The Quadrilateral Security Dialogue was almost entirely built on the strength of the relationship Abe worked out with Indian Prime Minister Narendra Modi, with whom he shared a deep distrust of China.
However, Japan’s Indo-Pacific policy has since morphed into robust support for accelerating the pace of NATO’s entry to Asia. That said, the fact remains that throughout its history, Japan always tenaciously sought to maintain its autonomy in the international system.
How this contradiction gets resolved remains to be seen. Clearly, Japan finds it difficult to get accustomed to its status behind China in Asia’s power dynamic and needs NATO support to level with China.
Abe, without doubt, was a close friend of India.
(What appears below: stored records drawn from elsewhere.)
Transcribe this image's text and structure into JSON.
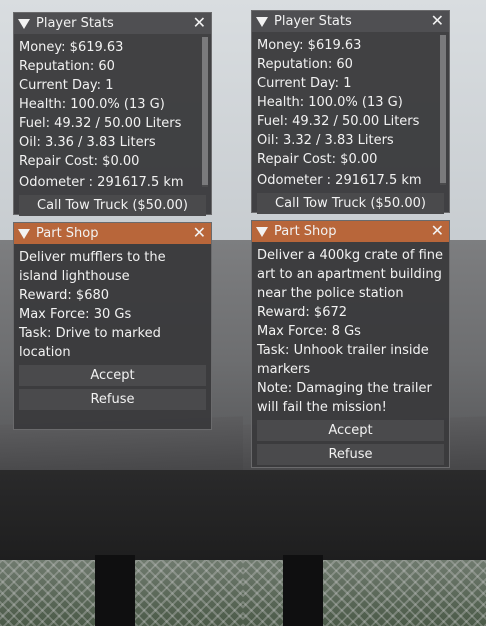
{
  "left": {
    "stats": {
      "title": "Player Stats",
      "money": "Money: $619.63",
      "reputation": "Reputation: 60",
      "day": "Current Day: 1",
      "health": "Health: 100.0% (13 G)",
      "fuel": "Fuel: 49.32 / 50.00 Liters",
      "oil": "Oil: 3.36 / 3.83 Liters",
      "repair": "Repair Cost: $0.00",
      "odometer": "Odometer : 291617.5 km",
      "tow_button": "Call Tow Truck ($50.00)"
    },
    "shop": {
      "title": "Part Shop",
      "description": "Deliver mufflers to the island lighthouse",
      "reward": "Reward: $680",
      "max_force": "Max Force: 30 Gs",
      "task": "Task: Drive to marked location",
      "accept": "Accept",
      "refuse": "Refuse"
    }
  },
  "right": {
    "stats": {
      "title": "Player Stats",
      "money": "Money: $619.63",
      "reputation": "Reputation: 60",
      "day": "Current Day: 1",
      "health": "Health: 100.0% (13 G)",
      "fuel": "Fuel: 49.32 / 50.00 Liters",
      "oil": "Oil: 3.32 / 3.83 Liters",
      "repair": "Repair Cost: $0.00",
      "odometer": "Odometer : 291617.5 km",
      "tow_button": "Call Tow Truck ($50.00)"
    },
    "shop": {
      "title": "Part Shop",
      "description": "Deliver a 400kg crate of fine art to an apartment building near the police station",
      "reward": "Reward: $672",
      "max_force": "Max Force: 8 Gs",
      "task": "Task: Unhook trailer inside markers",
      "note": "Note: Damaging the trailer will fail the mission!",
      "accept": "Accept",
      "refuse": "Refuse"
    }
  },
  "icons": {
    "collapse": "triangle-down-icon",
    "close": "close-x-icon"
  },
  "colors": {
    "panel_bg": "#3a3a3c",
    "stats_title_bg": "#4f4f52",
    "shop_title_bg": "#b8663a",
    "button_bg": "#4a4a4c",
    "text": "#f2f2f2"
  }
}
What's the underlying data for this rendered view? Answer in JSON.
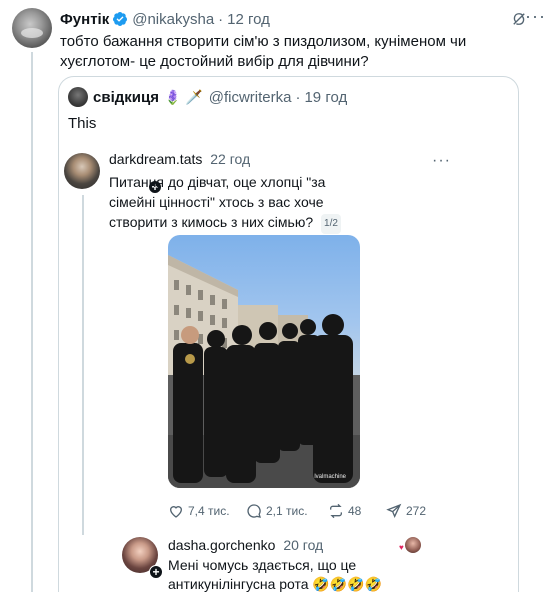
{
  "tweet": {
    "author_name": "Фунтік",
    "author_handle": "@nikakysha",
    "time": "12 год",
    "text": "тобто бажання створити сім'ю з пиздолизом, кунімeном чи хуєглотом- це достойний вибір для дівчини?",
    "more": "···"
  },
  "quote": {
    "author_name": "свідкиця",
    "emojis": "🪻 🗡️",
    "author_handle": "@ficwriterka",
    "time": "19 год",
    "text": "This"
  },
  "threads_post": {
    "author": "darkdream.tats",
    "time": "22 год",
    "more": "···",
    "text": "Питання до дівчат, оце хлопці \"за сімейні цінності\" хтось з вас хоче створити з кимось з них сімью?",
    "pager": "1/2",
    "watermark": "lvalmachine",
    "actions": {
      "likes": "7,4 тис.",
      "replies": "2,1 тис.",
      "reposts": "48",
      "shares": "272"
    }
  },
  "reply": {
    "author": "dasha.gorchenko",
    "time": "20 год",
    "text": "Мені чомусь здається, що це антикунілінгусна рота 🤣🤣🤣🤣"
  },
  "colors": {
    "verified": "#1d9bf0",
    "muted": "#536471",
    "border": "#cfd9de"
  }
}
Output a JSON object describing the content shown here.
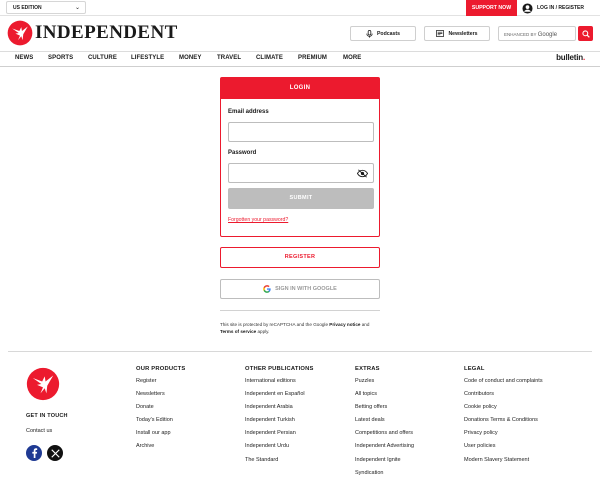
{
  "topbar": {
    "edition": "US EDITION",
    "support": "SUPPORT NOW",
    "login_register": "LOG IN / REGISTER"
  },
  "header": {
    "logo_text": "INDEPENDENT",
    "podcasts": "Podcasts",
    "newsletters": "Newsletters",
    "search_enhanced": "ENHANCED BY",
    "search_google": "Google"
  },
  "nav": {
    "items": [
      "NEWS",
      "SPORTS",
      "CULTURE",
      "LIFESTYLE",
      "MONEY",
      "TRAVEL",
      "CLIMATE",
      "PREMIUM",
      "MORE"
    ],
    "bulletin": "bulletin",
    "bulletin_dot": "."
  },
  "login": {
    "title": "LOGIN",
    "email_label": "Email address",
    "email_value": "",
    "password_label": "Password",
    "password_value": "",
    "submit": "SUBMIT",
    "forgot": "Forgotten your password?"
  },
  "register": "REGISTER",
  "google_signin": "SIGN IN WITH GOOGLE",
  "recaptcha": {
    "text1": "This site is protected by reCAPTCHA and the Google ",
    "privacy": "Privacy notice",
    "text2": " and ",
    "terms": "Terms of service",
    "text3": " apply."
  },
  "footer": {
    "get_in_touch": "GET IN TOUCH",
    "contact": "Contact us",
    "columns": [
      {
        "title": "OUR PRODUCTS",
        "links": [
          "Register",
          "Newsletters",
          "Donate",
          "Today's Edition",
          "Install our app",
          "Archive"
        ]
      },
      {
        "title": "OTHER PUBLICATIONS",
        "links": [
          "International editions",
          "Independent en Español",
          "Independent Arabia",
          "Independent Turkish",
          "Independent Persian",
          "Independent Urdu",
          "The Standard"
        ]
      },
      {
        "title": "EXTRAS",
        "links": [
          "Puzzles",
          "All topics",
          "Betting offers",
          "Latest deals",
          "Competitions and offers",
          "Independent Advertising",
          "Independent Ignite",
          "Syndication"
        ]
      },
      {
        "title": "LEGAL",
        "links": [
          "Code of conduct and complaints",
          "Contributors",
          "Cookie policy",
          "Donations Terms & Conditions",
          "Privacy policy",
          "User policies",
          "Modern Slavery Statement"
        ]
      }
    ]
  },
  "colors": {
    "brand_red": "#ec1a2e",
    "disabled_gray": "#bdbdbd",
    "facebook_blue": "#1f3a93"
  }
}
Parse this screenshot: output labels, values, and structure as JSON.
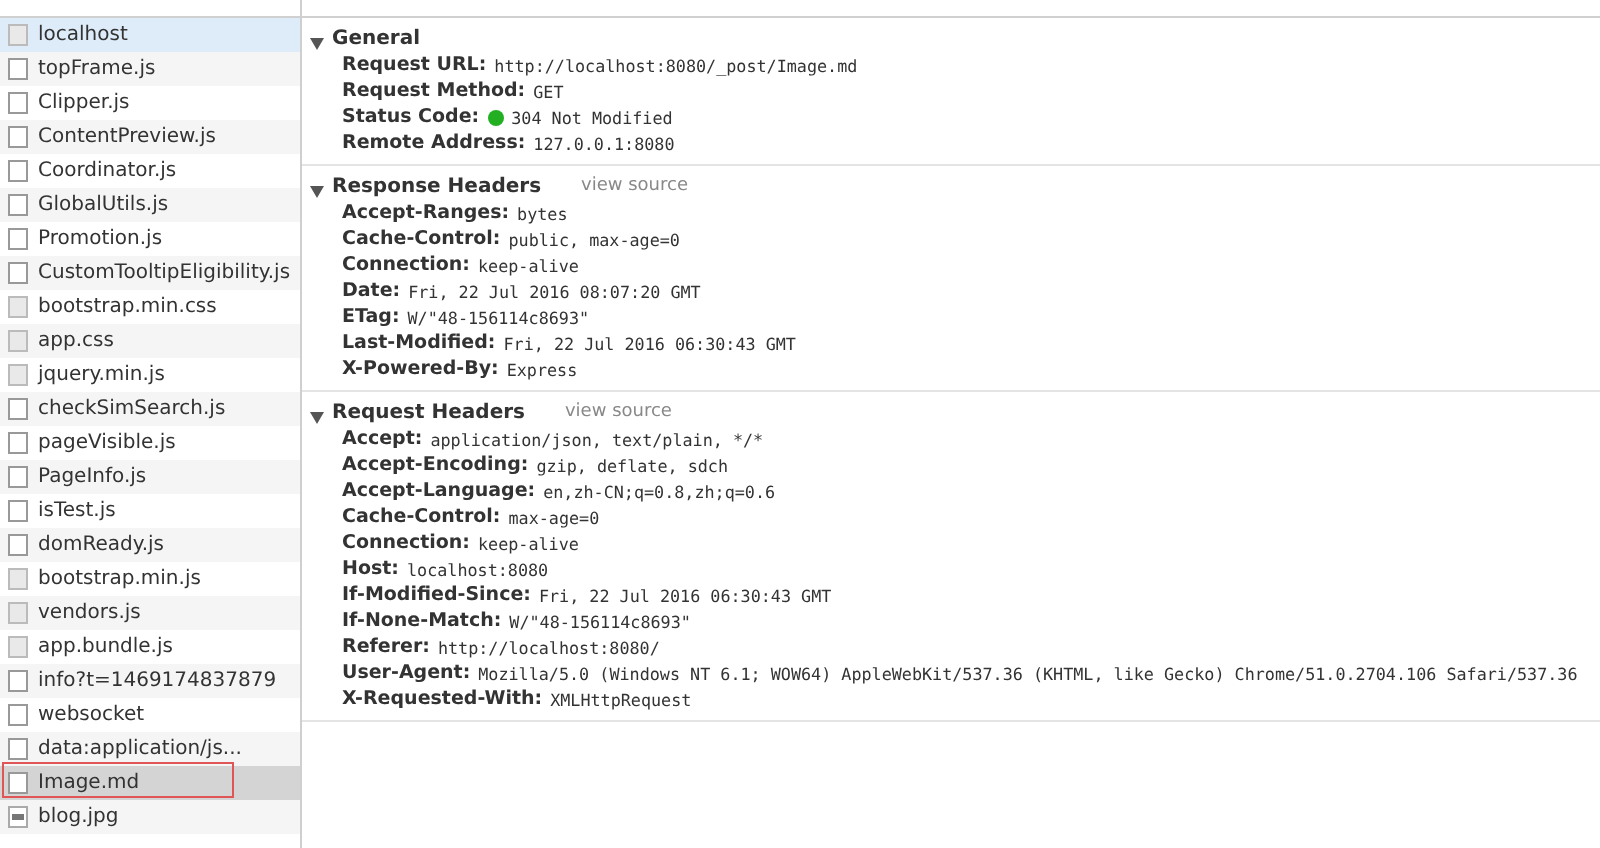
{
  "requests": [
    {
      "name": "localhost",
      "kind": "resource",
      "hover": true,
      "selected": false,
      "outlined": false
    },
    {
      "name": "topFrame.js",
      "kind": "doc",
      "hover": false,
      "selected": false,
      "outlined": false
    },
    {
      "name": "Clipper.js",
      "kind": "doc",
      "hover": false,
      "selected": false,
      "outlined": false
    },
    {
      "name": "ContentPreview.js",
      "kind": "doc",
      "hover": false,
      "selected": false,
      "outlined": false
    },
    {
      "name": "Coordinator.js",
      "kind": "doc",
      "hover": false,
      "selected": false,
      "outlined": false
    },
    {
      "name": "GlobalUtils.js",
      "kind": "doc",
      "hover": false,
      "selected": false,
      "outlined": false
    },
    {
      "name": "Promotion.js",
      "kind": "doc",
      "hover": false,
      "selected": false,
      "outlined": false
    },
    {
      "name": "CustomTooltipEligibility.js",
      "kind": "doc",
      "hover": false,
      "selected": false,
      "outlined": false
    },
    {
      "name": "bootstrap.min.css",
      "kind": "resource",
      "hover": false,
      "selected": false,
      "outlined": false
    },
    {
      "name": "app.css",
      "kind": "resource",
      "hover": false,
      "selected": false,
      "outlined": false
    },
    {
      "name": "jquery.min.js",
      "kind": "resource",
      "hover": false,
      "selected": false,
      "outlined": false
    },
    {
      "name": "checkSimSearch.js",
      "kind": "doc",
      "hover": false,
      "selected": false,
      "outlined": false
    },
    {
      "name": "pageVisible.js",
      "kind": "doc",
      "hover": false,
      "selected": false,
      "outlined": false
    },
    {
      "name": "PageInfo.js",
      "kind": "doc",
      "hover": false,
      "selected": false,
      "outlined": false
    },
    {
      "name": "isTest.js",
      "kind": "doc",
      "hover": false,
      "selected": false,
      "outlined": false
    },
    {
      "name": "domReady.js",
      "kind": "doc",
      "hover": false,
      "selected": false,
      "outlined": false
    },
    {
      "name": "bootstrap.min.js",
      "kind": "resource",
      "hover": false,
      "selected": false,
      "outlined": false
    },
    {
      "name": "vendors.js",
      "kind": "resource",
      "hover": false,
      "selected": false,
      "outlined": false
    },
    {
      "name": "app.bundle.js",
      "kind": "resource",
      "hover": false,
      "selected": false,
      "outlined": false
    },
    {
      "name": "info?t=1469174837879",
      "kind": "doc",
      "hover": false,
      "selected": false,
      "outlined": false
    },
    {
      "name": "websocket",
      "kind": "doc",
      "hover": false,
      "selected": false,
      "outlined": false
    },
    {
      "name": "data:application/js...",
      "kind": "doc",
      "hover": false,
      "selected": false,
      "outlined": false
    },
    {
      "name": "Image.md",
      "kind": "doc",
      "hover": false,
      "selected": true,
      "outlined": true
    },
    {
      "name": "blog.jpg",
      "kind": "image",
      "hover": false,
      "selected": false,
      "outlined": false
    }
  ],
  "sections": [
    {
      "title": "General",
      "expanded": true,
      "rows": [
        {
          "key": "Request URL:",
          "value": "http://localhost:8080/_post/Image.md"
        },
        {
          "key": "Request Method:",
          "value": "GET"
        },
        {
          "key": "Status Code:",
          "value": "304 Not Modified",
          "color": "#22b022"
        },
        {
          "key": "Remote Address:",
          "value": "127.0.0.1:8080"
        }
      ]
    },
    {
      "title": "Response Headers",
      "link": "view source",
      "expanded": true,
      "rows": [
        {
          "key": "Accept-Ranges:",
          "value": "bytes"
        },
        {
          "key": "Cache-Control:",
          "value": "public, max-age=0"
        },
        {
          "key": "Connection:",
          "value": "keep-alive"
        },
        {
          "key": "Date:",
          "value": "Fri, 22 Jul 2016 08:07:20 GMT"
        },
        {
          "key": "ETag:",
          "value": "W/\"48-156114c8693\""
        },
        {
          "key": "Last-Modified:",
          "value": "Fri, 22 Jul 2016 06:30:43 GMT"
        },
        {
          "key": "X-Powered-By:",
          "value": "Express"
        }
      ]
    },
    {
      "title": "Request Headers",
      "link": "view source",
      "expanded": true,
      "rows": [
        {
          "key": "Accept:",
          "value": "application/json, text/plain, */*"
        },
        {
          "key": "Accept-Encoding:",
          "value": "gzip, deflate, sdch"
        },
        {
          "key": "Accept-Language:",
          "value": "en,zh-CN;q=0.8,zh;q=0.6"
        },
        {
          "key": "Cache-Control:",
          "value": "max-age=0"
        },
        {
          "key": "Connection:",
          "value": "keep-alive"
        },
        {
          "key": "Host:",
          "value": "localhost:8080"
        },
        {
          "key": "If-Modified-Since:",
          "value": "Fri, 22 Jul 2016 06:30:43 GMT"
        },
        {
          "key": "If-None-Match:",
          "value": "W/\"48-156114c8693\""
        },
        {
          "key": "Referer:",
          "value": "http://localhost:8080/"
        },
        {
          "key": "User-Agent:",
          "value": "Mozilla/5.0 (Windows NT 6.1; WOW64) AppleWebKit/537.36 (KHTML, like Gecko) Chrome/51.0.2704.106 Safari/537.36"
        },
        {
          "key": "X-Requested-With:",
          "value": "XMLHttpRequest"
        }
      ]
    }
  ]
}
His regard for India harks back to the Manmohan Singh government. Yet how far India subscribes to this new dimension to Japan’s Indo-Pacific strategy in the direction of pioneering an “Asian NATO” is unclear. Traditionally, India never had a bloc mentality.
Besides, the Quad or Indo-Pacific strategy is not to be equated with India’s Act East policy, either.
Abe’s place as the longest-serving Japanese prime minister (nine years) is largely due to his charisma, the force of his personality and his formidable political talent.
But his legacy for Japan’s future in terms of his ambitious domestic reform agenda – “Abenomics” or the surge in state spending and super-easy monetary policy aimed at kickstarting Japan’s stagnant economy – is rather patchy. Japan’s debt increased dramatically and Abe’s reforms indeed weakened the yen.
The reforms’ promise to reshape an economy hobbled by low productivity, a rapidly aging population and a rigid labor market proved elusive. On top of it, Covid-19 wiped out the short-term benefits brought by Abenomics, such as an inbound tourism boom, reflated growth and rising job availability. Looking ahead, Abe’s death could stimulate the extreme Japanese right-wing to promote populist, xenophobic and even extreme political goals.
Japan’s two giant neighbors China and Russia are increasingly coordinating their security presence in the Far East. These two big powers will counter Japan’s partnership with the North Atlantic Treaty Organization (NATO), no matter what it takes, and that may become the salience of the geopolitics of Asia and the Pacific in the period ahead.
Moscow has openly accused Japan of revanchist tendencies vis-à-vis the Kuril Islands, which poses a threat to regional security and stability.
If US and NATO prestige suffers a lethal blow in Ukraine, which seems likely, Japan’s political and policy goals will lose traction.
But Prime Minister Fumio Kishida is firing all cylinders to inject swagger into Japan’s ties with major European powers – especially with Germany, with which it once had an alliance known as the Anti-Comintern Pact (1936) built on the common concerns of Nazi Germany and Imperial Japan over the steady rise of Soviet power under Josef Stalin.
German Chancellor Olaf Scholz and Kishida recently visited each other’s capitals in quick succession to renew the historical bonding in the current circumstances. To be sure, Abe’s departure comes at a time when Japan may find itself at the crossroads of Asian politics and world order.